Armstrong storm creates few waves at Tour of Spain
RadioShack-Nissan, a fusion of Lance Armstrong's former team and Leopard-Trek, are focused on the Tour of Spain and had no comment on overnight developments that threaten the American's Tour de France wins.
On Thursday, the seven-time Tour de France champion said he would no longer fight doping charges leveled by the U.S. Anti-Doping Agency (USADA), which quickly said it would strip him of his titles and ban him from competitive cycling.
Almost oblivious to the media storm surrounding Armstrong's decision, two riders and a team auxiliary sat looking at computers in their hotel lobby on Friday, while mechanics organized bikes and cars for the seventh stage from Huesca to Alcañiz in northeast Spain.
The only media present, a television crew, briefly filmed some shots of the team's cars in the warm morning sunshine, then disappeared. Just one fan, clad in a rival team's gear, waited for rider autographs but no other public were visible.

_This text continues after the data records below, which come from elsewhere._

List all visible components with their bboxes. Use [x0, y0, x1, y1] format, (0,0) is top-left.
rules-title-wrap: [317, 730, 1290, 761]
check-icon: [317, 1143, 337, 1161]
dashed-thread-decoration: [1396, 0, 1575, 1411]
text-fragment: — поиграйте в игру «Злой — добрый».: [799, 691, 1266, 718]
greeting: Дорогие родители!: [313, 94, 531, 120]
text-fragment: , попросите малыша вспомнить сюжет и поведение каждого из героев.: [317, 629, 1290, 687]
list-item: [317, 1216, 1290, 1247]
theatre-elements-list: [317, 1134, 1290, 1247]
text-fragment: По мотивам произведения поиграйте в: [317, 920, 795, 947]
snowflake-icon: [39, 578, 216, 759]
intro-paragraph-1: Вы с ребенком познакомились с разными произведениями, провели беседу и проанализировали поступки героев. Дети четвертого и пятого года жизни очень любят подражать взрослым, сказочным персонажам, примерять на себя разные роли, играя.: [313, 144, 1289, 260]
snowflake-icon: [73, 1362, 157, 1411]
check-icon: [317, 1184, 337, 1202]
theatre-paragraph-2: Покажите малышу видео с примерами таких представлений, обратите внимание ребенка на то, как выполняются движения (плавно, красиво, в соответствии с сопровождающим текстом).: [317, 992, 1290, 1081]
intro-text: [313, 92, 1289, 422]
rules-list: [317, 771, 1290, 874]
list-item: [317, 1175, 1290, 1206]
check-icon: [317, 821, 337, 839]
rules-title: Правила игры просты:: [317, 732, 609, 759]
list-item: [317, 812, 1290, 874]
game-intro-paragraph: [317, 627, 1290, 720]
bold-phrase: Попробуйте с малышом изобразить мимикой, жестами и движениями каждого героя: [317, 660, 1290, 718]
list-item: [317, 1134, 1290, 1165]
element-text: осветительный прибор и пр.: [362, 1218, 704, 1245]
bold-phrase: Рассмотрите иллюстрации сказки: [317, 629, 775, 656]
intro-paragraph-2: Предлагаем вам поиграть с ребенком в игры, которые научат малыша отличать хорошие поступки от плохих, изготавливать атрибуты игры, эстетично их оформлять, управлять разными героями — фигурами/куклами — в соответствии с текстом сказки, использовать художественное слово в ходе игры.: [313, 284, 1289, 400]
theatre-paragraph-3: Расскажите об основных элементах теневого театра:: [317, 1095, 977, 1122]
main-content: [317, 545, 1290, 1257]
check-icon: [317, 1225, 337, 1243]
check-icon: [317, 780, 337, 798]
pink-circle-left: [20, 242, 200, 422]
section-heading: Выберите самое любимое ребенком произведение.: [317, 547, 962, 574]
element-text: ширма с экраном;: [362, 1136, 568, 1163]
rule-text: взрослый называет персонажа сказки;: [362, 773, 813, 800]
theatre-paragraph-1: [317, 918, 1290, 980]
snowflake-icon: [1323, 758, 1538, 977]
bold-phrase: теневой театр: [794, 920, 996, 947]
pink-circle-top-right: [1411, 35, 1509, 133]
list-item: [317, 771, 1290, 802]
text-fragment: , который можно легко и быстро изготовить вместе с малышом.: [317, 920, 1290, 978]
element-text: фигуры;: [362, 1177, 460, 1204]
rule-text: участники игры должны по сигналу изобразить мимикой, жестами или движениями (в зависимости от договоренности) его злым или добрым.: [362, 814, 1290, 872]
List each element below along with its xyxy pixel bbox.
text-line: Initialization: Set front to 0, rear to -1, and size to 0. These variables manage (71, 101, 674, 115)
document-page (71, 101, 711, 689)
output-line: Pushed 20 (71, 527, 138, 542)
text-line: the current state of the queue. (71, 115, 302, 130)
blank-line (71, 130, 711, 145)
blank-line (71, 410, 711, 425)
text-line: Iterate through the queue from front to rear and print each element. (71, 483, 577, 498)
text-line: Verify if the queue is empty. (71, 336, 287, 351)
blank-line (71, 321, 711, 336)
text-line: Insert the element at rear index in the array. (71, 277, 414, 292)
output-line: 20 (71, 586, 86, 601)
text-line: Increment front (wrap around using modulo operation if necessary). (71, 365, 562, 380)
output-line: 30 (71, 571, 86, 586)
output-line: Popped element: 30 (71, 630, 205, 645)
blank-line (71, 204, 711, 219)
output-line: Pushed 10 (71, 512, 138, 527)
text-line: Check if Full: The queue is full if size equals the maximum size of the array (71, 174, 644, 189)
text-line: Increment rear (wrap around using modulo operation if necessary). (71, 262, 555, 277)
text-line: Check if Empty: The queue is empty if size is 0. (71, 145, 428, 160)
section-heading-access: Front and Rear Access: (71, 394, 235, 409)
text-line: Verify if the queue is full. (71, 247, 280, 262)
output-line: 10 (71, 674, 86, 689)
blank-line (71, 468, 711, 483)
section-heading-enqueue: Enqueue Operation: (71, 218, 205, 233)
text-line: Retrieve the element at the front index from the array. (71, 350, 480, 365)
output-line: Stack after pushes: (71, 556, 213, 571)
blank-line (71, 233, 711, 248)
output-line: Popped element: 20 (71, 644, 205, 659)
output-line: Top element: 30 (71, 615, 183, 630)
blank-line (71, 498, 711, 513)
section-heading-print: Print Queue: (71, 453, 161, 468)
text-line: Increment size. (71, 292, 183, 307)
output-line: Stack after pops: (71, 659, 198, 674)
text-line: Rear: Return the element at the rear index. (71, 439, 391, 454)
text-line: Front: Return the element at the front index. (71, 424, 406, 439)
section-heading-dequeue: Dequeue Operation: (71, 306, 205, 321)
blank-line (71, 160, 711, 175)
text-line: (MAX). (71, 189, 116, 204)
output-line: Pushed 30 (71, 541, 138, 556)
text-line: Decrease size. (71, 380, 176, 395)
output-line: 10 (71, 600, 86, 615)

"We have no comment to make," sporting director Jose Azevedo, a retired Portuguese support rider who helped Armstrong through the mountains in his latter Tour wins, told Reuters when asked about the news that the American could lose his titles.
RadioShack team manager Johan Bruyneel, who faces a lifetime ban from USADA as a result of his involvement in the Armstrong case, is no longer at the race, although he was present for the first four days.
The RadioShack-Nissan structure was formed out of a fusion of Armstrong's 2010 team and the former Leopard-Trek squad, with several key aides of the American still part of the set-up.
Armstrong-related publicity, however, is limited to small logo for his Livestrong Foundation buried amongst a mass of other sponsors on the sides of the team lorries and buses.
Meanwhile at the start of stage seven in Huesca, a spokesman for Armstrong's former Astana team mate Alberto Contador said the double Tour de France winner had no comment on the matter.
"Alberto is focused on the race and has nothing to say about this," the Spaniard's spokesman Jacinto Vidarte told Reuters.